Memang tidak akan mudah baginya menghadapi bapaknya sendiri. Dari sanalah kata-kata, “Enak kali yah kalau bapak agak bodohan sedikit” bersumber. Ia mungkin bisa lebih mudah meyakinkan bapaknya kalau pengetahuan yang dimiliki bapaknya tidak banyak.

Sebuah pengakuan.

♣♣♣♣

PENGAKUAN

Yang dikatakan si Kribo , mungkin, akan membuat naik darah banyak bapak. Namun, saya justru memandangnya sebagai “pujian” dan pengakuan.

Pengakuan dari si Kribo kalau bapaknya orang pinter. Sekaligus, orang yang rumit dan susah ditaklukkan.

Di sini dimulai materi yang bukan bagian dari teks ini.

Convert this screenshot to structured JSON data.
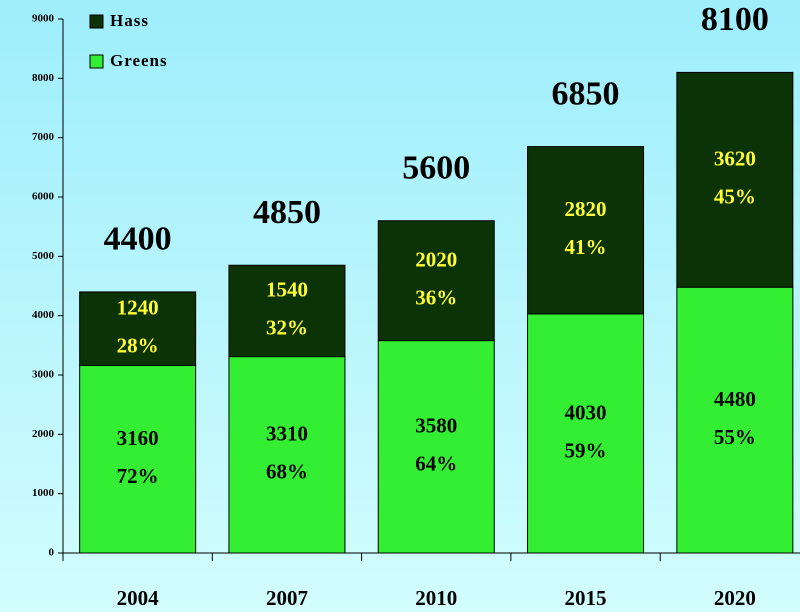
{
  "chart_data": {
    "type": "stacked_bar",
    "categories": [
      "2004",
      "2007",
      "2010",
      "2015",
      "2020"
    ],
    "series": [
      {
        "name": "Greens",
        "color": "#33ee33",
        "label_color": "#000000",
        "values": [
          3160,
          3310,
          3580,
          4030,
          4480
        ],
        "percent_labels": [
          "72%",
          "68%",
          "64%",
          "59%",
          "55%"
        ]
      },
      {
        "name": "Hass",
        "color": "#0b3306",
        "label_color": "#ffff33",
        "values": [
          1240,
          1540,
          2020,
          2820,
          3620
        ],
        "percent_labels": [
          "28%",
          "32%",
          "36%",
          "41%",
          "45%"
        ]
      }
    ],
    "totals": [
      4400,
      4850,
      5600,
      6850,
      8100
    ],
    "ylim": [
      0,
      9000
    ],
    "yticks": [
      0,
      1000,
      2000,
      3000,
      4000,
      5000,
      6000,
      7000,
      8000,
      9000
    ],
    "legend": "top-left"
  }
}
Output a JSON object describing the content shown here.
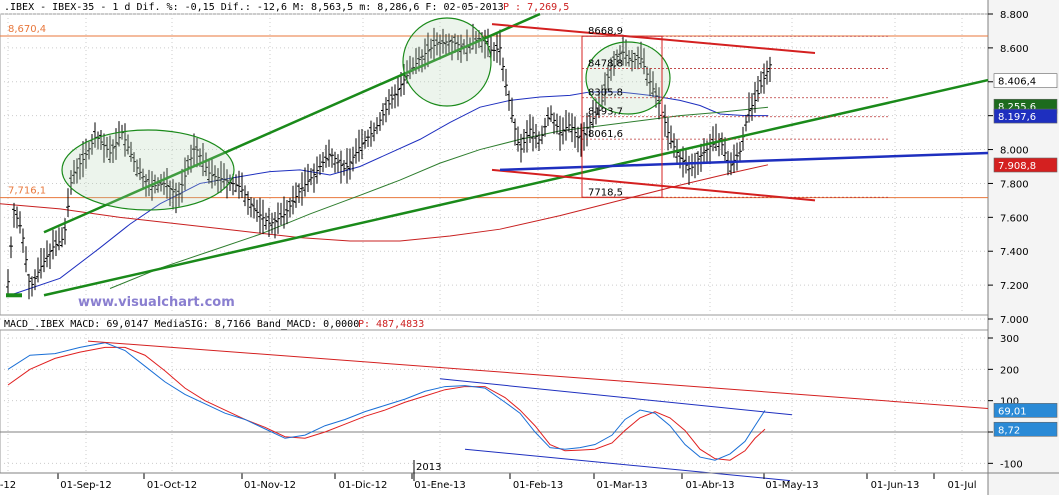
{
  "chart_data": [
    {
      "type": "ohlc",
      "header": {
        "label": ".IBEX - IBEX-35 - 1 d Dif. %: -0,15 Dif.: -12,6 M: 8,563,5 m: 8,286,6 F: 02-05-2013",
        "p_label": "P : 7,269,5"
      },
      "watermark": "www.visualchart.com",
      "y_axis": {
        "min": 7000,
        "max": 8800,
        "ticks": [
          "8.800",
          "8.600",
          "8.400",
          "8.200",
          "8.000",
          "7.800",
          "7.600",
          "7.400",
          "7.200",
          "7.000"
        ]
      },
      "x_axis": {
        "ticks": [
          "-12",
          "01-Sep-12",
          "01-Oct-12",
          "01-Nov-12",
          "01-Dic-12",
          "01-Ene-13",
          "01-Feb-13",
          "01-Mar-13",
          "01-Abr-13",
          "01-May-13",
          "01-Jun-13",
          "01-Jul"
        ],
        "year_marker": "2013"
      },
      "horizontal_levels": [
        {
          "label": "8,670,4",
          "value": 8670.4,
          "color": "#e8773b"
        },
        {
          "label": "7,716,1",
          "value": 7716.1,
          "color": "#e8773b"
        }
      ],
      "level_labels": [
        {
          "label": "8668,9",
          "value": 8668.9
        },
        {
          "label": "8478,8",
          "value": 8478.8
        },
        {
          "label": "8305,8",
          "value": 8305.8
        },
        {
          "label": "8193,7",
          "value": 8193.7
        },
        {
          "label": "8061,6",
          "value": 8061.6
        },
        {
          "label": "7718,5",
          "value": 7718.5
        }
      ],
      "price_tags": [
        {
          "label": "8.406,4",
          "value": 8406.4,
          "bg": "#ffffff",
          "fg": "#000000"
        },
        {
          "label": "8.255,6",
          "value": 8255.6,
          "bg": "#1d6b1d",
          "fg": "#ffffff"
        },
        {
          "label": "8.197,6",
          "value": 8197.6,
          "bg": "#1e2fbf",
          "fg": "#ffffff"
        },
        {
          "label": "7.908,8",
          "value": 7908.8,
          "bg": "#d42020",
          "fg": "#ffffff"
        }
      ],
      "series": [
        {
          "name": "Price",
          "color": "#000000"
        },
        {
          "name": "MA blue",
          "color": "#1e2fbf"
        },
        {
          "name": "MA green",
          "color": "#2e7d2e"
        },
        {
          "name": "MA red",
          "color": "#c82020"
        }
      ]
    },
    {
      "type": "line",
      "header": {
        "label": "MACD_.IBEX MACD: 69,0147 MediaSIG: 8,7166 Band_MACD: 0,0000",
        "p_label": "P: 487,4833"
      },
      "y_axis": {
        "min": -150,
        "max": 300,
        "ticks": [
          "300",
          "200",
          "100",
          "0",
          "-100"
        ]
      },
      "price_tags": [
        {
          "label": "69,01",
          "value": 69.01,
          "bg": "#2a8ad6",
          "fg": "#ffffff"
        },
        {
          "label": "8,72",
          "value": 8.72,
          "bg": "#2a8ad6",
          "fg": "#ffffff"
        }
      ],
      "series": [
        {
          "name": "MACD",
          "color": "#1a6fd6"
        },
        {
          "name": "MediaSIG",
          "color": "#e02020"
        }
      ]
    }
  ],
  "colors": {
    "grid": "#cccccc",
    "axis_text": "#000000",
    "channel_green": "#1a8a1a",
    "channel_red": "#d42020",
    "trend_blue": "#1e2fbf",
    "watermark": "#8a7fd0",
    "header_red": "#cc2020"
  }
}
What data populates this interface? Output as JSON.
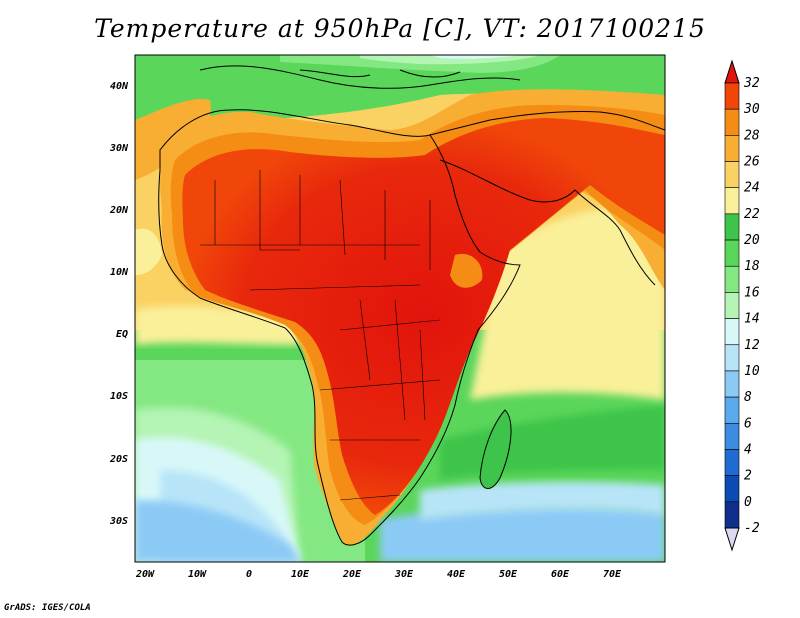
{
  "title": "Temperature at 950hPa [C], VT: 2017100215",
  "credit": "GrADS: IGES/COLA",
  "map": {
    "region": "Africa",
    "variable": "Temperature at 950hPa",
    "units": "C",
    "valid_time": "2017100215",
    "lon_range": [
      -22,
      80
    ],
    "lat_range": [
      -36,
      45
    ],
    "lat_labels": [
      "40N",
      "30N",
      "20N",
      "10N",
      "EQ",
      "10S",
      "20S",
      "30S"
    ],
    "lon_labels": [
      "20W",
      "10W",
      "0",
      "10E",
      "20E",
      "30E",
      "40E",
      "50E",
      "60E",
      "70E"
    ]
  },
  "colorbar": {
    "labels": [
      "32",
      "30",
      "28",
      "26",
      "24",
      "22",
      "20",
      "18",
      "16",
      "14",
      "12",
      "10",
      "8",
      "6",
      "4",
      "2",
      "0",
      "-2"
    ],
    "colors": [
      "#e2140c",
      "#f0460a",
      "#f58c14",
      "#f8ae32",
      "#fad264",
      "#faf09a",
      "#3ec44a",
      "#5ad65a",
      "#84e882",
      "#b4f4b4",
      "#d8f8f8",
      "#b8e4f8",
      "#8ccaf6",
      "#5aaaee",
      "#3c8ce2",
      "#1e6cd2",
      "#0a4cb4",
      "#102e8c",
      "#0a1e64"
    ]
  }
}
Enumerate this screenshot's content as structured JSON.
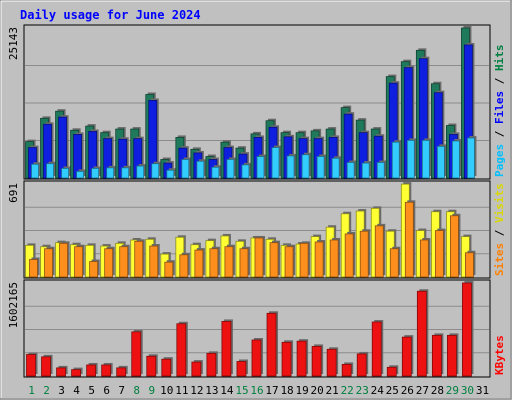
{
  "chart_data": {
    "type": "bar",
    "title": "Daily usage for June 2024",
    "categories": [
      "1",
      "2",
      "3",
      "4",
      "5",
      "6",
      "7",
      "8",
      "9",
      "10",
      "11",
      "12",
      "13",
      "14",
      "15",
      "16",
      "17",
      "18",
      "19",
      "20",
      "21",
      "22",
      "23",
      "24",
      "25",
      "26",
      "27",
      "28",
      "29",
      "30",
      "31"
    ],
    "weekend_days": [
      1,
      2,
      8,
      9,
      15,
      16,
      22,
      23,
      29,
      30
    ],
    "panels": [
      {
        "name": "hits-files-pages",
        "ymax": 25143,
        "ymax_label": "25143",
        "side_labels": [
          {
            "text": "Pages",
            "color": "#00c0ff"
          },
          {
            "text": " / ",
            "color": "#000000"
          },
          {
            "text": "Files",
            "color": "#0000ff"
          },
          {
            "text": " / ",
            "color": "#000000"
          },
          {
            "text": "Hits",
            "color": "#008040"
          }
        ],
        "series": [
          {
            "name": "Hits",
            "color": "#1f7a5c",
            "values": [
              6100,
              10000,
              11200,
              8000,
              8700,
              7600,
              8200,
              8200,
              14000,
              3100,
              6800,
              4800,
              3600,
              6000,
              5000,
              7400,
              9600,
              7600,
              7600,
              7900,
              8200,
              11800,
              9700,
              8200,
              17000,
              19500,
              21400,
              15800,
              8800,
              25143,
              null
            ]
          },
          {
            "name": "Files",
            "color": "#0f1fe0",
            "values": [
              5100,
              9000,
              10200,
              7300,
              7800,
              6600,
              6500,
              6600,
              13000,
              2500,
              5000,
              4200,
              3100,
              5100,
              4000,
              6800,
              8500,
              6900,
              6600,
              6600,
              6800,
              10700,
              7600,
              7000,
              15900,
              18500,
              20000,
              14300,
              7300,
              22300,
              null
            ]
          },
          {
            "name": "Pages",
            "color": "#33ccff",
            "values": [
              2300,
              2400,
              1600,
              1100,
              1600,
              1700,
              1700,
              2000,
              2400,
              1300,
              3100,
              2800,
              1800,
              3100,
              2200,
              3600,
              5100,
              3700,
              3900,
              3600,
              3300,
              2600,
              2500,
              2600,
              6000,
              6300,
              6300,
              5300,
              6200,
              6700,
              null
            ]
          }
        ]
      },
      {
        "name": "visits-sites",
        "ymax": 691,
        "ymax_label": "691",
        "side_labels": [
          {
            "text": "Sites",
            "color": "#ff8000"
          },
          {
            "text": " / ",
            "color": "#000000"
          },
          {
            "text": "Visits",
            "color": "#d8d800"
          }
        ],
        "series": [
          {
            "name": "Visits",
            "color": "#ffff33",
            "values": [
              235,
              225,
              255,
              240,
              235,
              230,
              250,
              275,
              280,
              170,
              295,
              240,
              270,
              305,
              265,
              290,
              280,
              235,
              245,
              300,
              370,
              470,
              490,
              510,
              340,
              690,
              345,
              485,
              485,
              300,
              null
            ]
          },
          {
            "name": "Sites",
            "color": "#ff8f1c",
            "values": [
              130,
              210,
              250,
              225,
              115,
              210,
              225,
              265,
              230,
              110,
              165,
              200,
              210,
              225,
              210,
              290,
              255,
              225,
              250,
              260,
              275,
              320,
              340,
              380,
              210,
              555,
              275,
              345,
              455,
              180,
              null
            ]
          }
        ]
      },
      {
        "name": "kbytes",
        "ymax": 1602165,
        "ymax_label": "1602165",
        "side_labels": [
          {
            "text": "KBytes",
            "color": "#ff0000"
          }
        ],
        "series": [
          {
            "name": "KBytes",
            "color": "#ee1111",
            "values": [
              370000,
              330000,
              140000,
              110000,
              190000,
              190000,
              140000,
              760000,
              340000,
              290000,
              900000,
              240000,
              390000,
              940000,
              250000,
              620000,
              1080000,
              580000,
              600000,
              510000,
              460000,
              200000,
              380000,
              930000,
              150000,
              670000,
              1460000,
              700000,
              700000,
              1602165,
              null
            ]
          }
        ]
      }
    ]
  }
}
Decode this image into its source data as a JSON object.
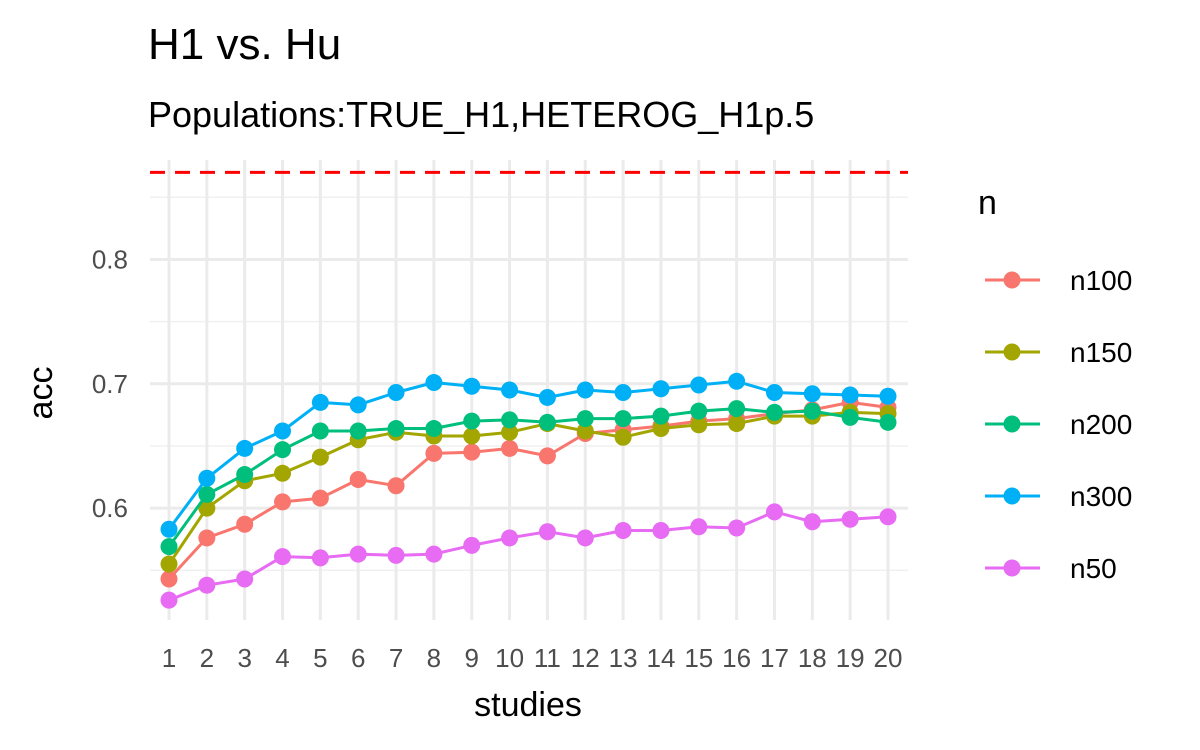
{
  "chart_data": {
    "type": "line",
    "title": "H1 vs. Hu",
    "subtitle": "Populations:TRUE_H1,HETEROG_H1p.5",
    "xlabel": "studies",
    "ylabel": "acc",
    "legend_title": "n",
    "legend_position": "right",
    "categories": [
      "1",
      "2",
      "3",
      "4",
      "5",
      "6",
      "7",
      "8",
      "9",
      "10",
      "11",
      "12",
      "13",
      "14",
      "15",
      "16",
      "17",
      "18",
      "19",
      "20"
    ],
    "ylim": [
      0.51,
      0.88
    ],
    "yticks": [
      0.6,
      0.7,
      0.8
    ],
    "y_tick_labels": [
      "0.6",
      "0.7",
      "0.8"
    ],
    "grid": true,
    "reference_line": {
      "y": 0.87,
      "style": "dashed",
      "color": "#ff0000"
    },
    "series": [
      {
        "name": "n100",
        "color": "#F8766D",
        "values": [
          0.543,
          0.576,
          0.587,
          0.605,
          0.608,
          0.623,
          0.618,
          0.644,
          0.645,
          0.648,
          0.642,
          0.66,
          0.663,
          0.666,
          0.67,
          0.672,
          0.676,
          0.679,
          0.685,
          0.681
        ]
      },
      {
        "name": "n150",
        "color": "#A3A500",
        "values": [
          0.555,
          0.6,
          0.622,
          0.628,
          0.641,
          0.655,
          0.661,
          0.658,
          0.658,
          0.661,
          0.668,
          0.662,
          0.657,
          0.664,
          0.667,
          0.668,
          0.674,
          0.674,
          0.677,
          0.676
        ]
      },
      {
        "name": "n200",
        "color": "#00BF7D",
        "values": [
          0.569,
          0.611,
          0.627,
          0.647,
          0.662,
          0.662,
          0.664,
          0.664,
          0.67,
          0.671,
          0.669,
          0.672,
          0.672,
          0.674,
          0.678,
          0.68,
          0.677,
          0.678,
          0.673,
          0.669
        ]
      },
      {
        "name": "n300",
        "color": "#00B0F6",
        "values": [
          0.583,
          0.624,
          0.648,
          0.662,
          0.685,
          0.683,
          0.693,
          0.701,
          0.698,
          0.695,
          0.689,
          0.695,
          0.693,
          0.696,
          0.699,
          0.702,
          0.693,
          0.692,
          0.691,
          0.69
        ]
      },
      {
        "name": "n50",
        "color": "#E76BF3",
        "values": [
          0.526,
          0.538,
          0.543,
          0.561,
          0.56,
          0.563,
          0.562,
          0.563,
          0.57,
          0.576,
          0.581,
          0.576,
          0.582,
          0.582,
          0.585,
          0.584,
          0.597,
          0.589,
          0.591,
          0.593
        ]
      }
    ]
  }
}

Itulah juga kenapa ia sering mengatakan kepada teman-temannya,”Elu ajah yang nggak tahu bapak gua” ketika temannya menganggap ia adalah pangeran dan akan selalu dipenuhi permintaannya karena merupakan anak tunggal.

Ia tahu sekali bahwa tidak pernah mudah meminta sesuatu kepada orangtuanya. Banyak tantangan dan perjuangan yang harus dilakukannya untuk bisa mencapainya. Tidak jarang ia harus menerima konsekuensi dari kesalahannya karena bapaknya memutuskan tidak mau “melakukan” hal yang “tidak” bagus.

Selama tiga tahun masa SMP ia harus bersekolah di sebuah sekolah yang dicibir dan dianggap sekolah buangan karena nilai NEM-nya tidak mencukupi. Bapaknya menolak memindahkannya ke sekolah yang “favorit” meski uang ada karena memandang hal itu sebagai sebuah kecurangan.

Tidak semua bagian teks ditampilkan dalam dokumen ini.